T.I.: Bugüne gelirsek, ISS’lerde nasıl bir değişim yaşanıyor?
Ünsal: İnterneti yaygınlaştırmak için maliyetlerin altında satış yapıldı. ISS’ler uzun süre zarar etti. Ancak, zararların birikimi ve krizin gelmesi nedeniyle, artık ISS’lerin zarar edecek gücü kalmadı.
T.I.: ISS şirketleri neden zarar ediyor?
Ünsal: Zararın en büyük nedeni, maliyetlerin yüksekliği. Batılı ülkelerde yüksek teknoloji yatırımlarına özel teşvikler sağlanıyor. Türkiye’de ise T.Telekom’un yaptığı zamlar, haksız rekabet, KDV artışları, teşviklerin yetersizliği nedeniyle, maliyetler normalin üzerinde gerçekleşiyor. Örneğin hat kiralama ücreti, yüzde 110 düzeyinde arttı. Haksız rekabet sorununun çözümü için Rekabet Kurulu’na başvurduk.
T.I.: Superonline’ın yeni dönem stratejisi nedir?
Ünsal: Superonline bireysel internet servisleri kadar artık kurumlarada ağırlık veriyor. Öncelikle kurumların işlerini internet ortamına nasıl taşınacakları konusunda onlara yardımcı olmak, örnek teşkil edecek başarılı uygulamaları ortaya çıkarmak gerekiyor. Superonline olarak internette büyük bir bilgi birikimine sahibiz. Bizim internet konusundaki bilgi birikimimizi kullanacağız. Sektörlerin iş akışları konusunda gerekli bilgiye sahip kişiler ile ortaklıklara gideceğiz. Kriz dönemi, şirketlerin internet kullanımını yaygınlaştırması için elverişli bir ortam.
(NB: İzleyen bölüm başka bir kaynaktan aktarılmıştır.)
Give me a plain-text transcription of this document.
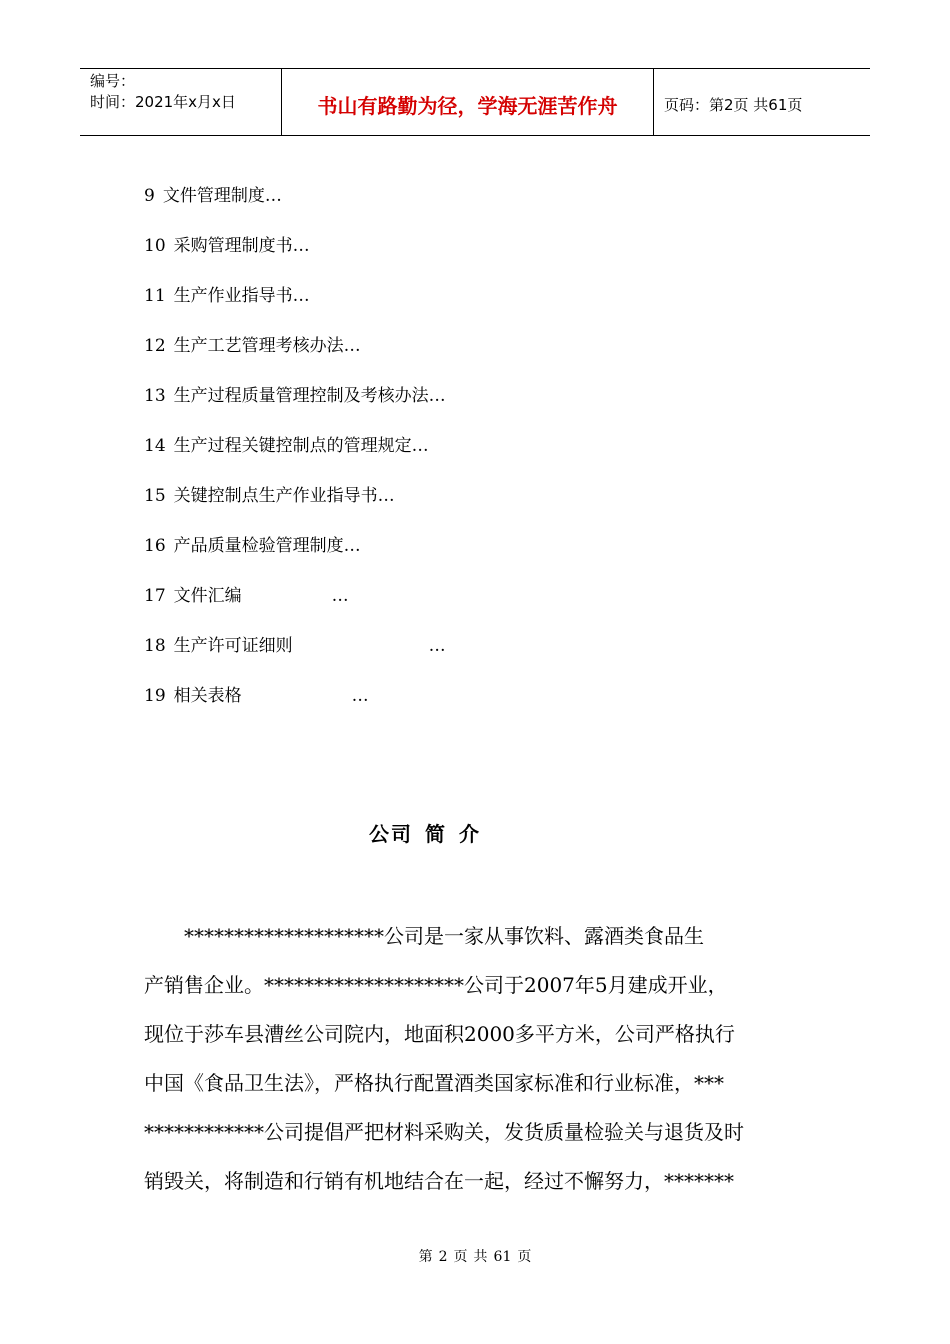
编号：
时间：2021年x月x日	书山有路勤为径，学海无涯苦作舟	页码：第2页 共61页
9 文件管理制度…
10 采购管理制度书…
11 生产作业指导书…
12 生产工艺管理考核办法…
13 生产过程质量管理控制及考核办法…
14 生产过程关键控制点的管理规定…
15 关键控制点生产作业指导书…
16 产品质量检验管理制度…
17 文件汇编	…
18 生产许可证细则	…
19 相关表格	…
公司 简 介
　　********************公司是一家从事饮料、露酒类食品生
产销售企业。********************公司于2007年5月建成开业，
现位于莎车县漕丝公司院内，地面积2000多平方米，公司严格执行
中国《食品卫生法》，严格执行配置酒类国家标准和行业标准，***
************公司提倡严把材料采购关，发货质量检验关与退货及时
销毁关，将制造和行销有机地结合在一起，经过不懈努力，*******
第 2 页 共 61 页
Özellikle Satış/Pazarlama giderlerinin düşürülebileceği, global ortamda ürünlerinin daha az maaliyetle sunulabileceği bir ortam internet.
Duruma genel olarak bakmak gerekirse, sektörel olduğu kadar, ülkemizde toplumsal bir değişimde geçiriyoruz. Şimdiye kadar kaçırdığımız devrimler var. Ancak Bilgi Çağı’nı yakalayabiliriz. Bilgi Çağı’nı yakalamada önemli engellerden biride henüz telekomunikasyon sektörümüzün liberalleşmemiş olamsı. En büyük doğal kaynağımız, genç ve dinemik gençliğimiz. Daha güzel bir Türkiye için onların önünü açmalıyız.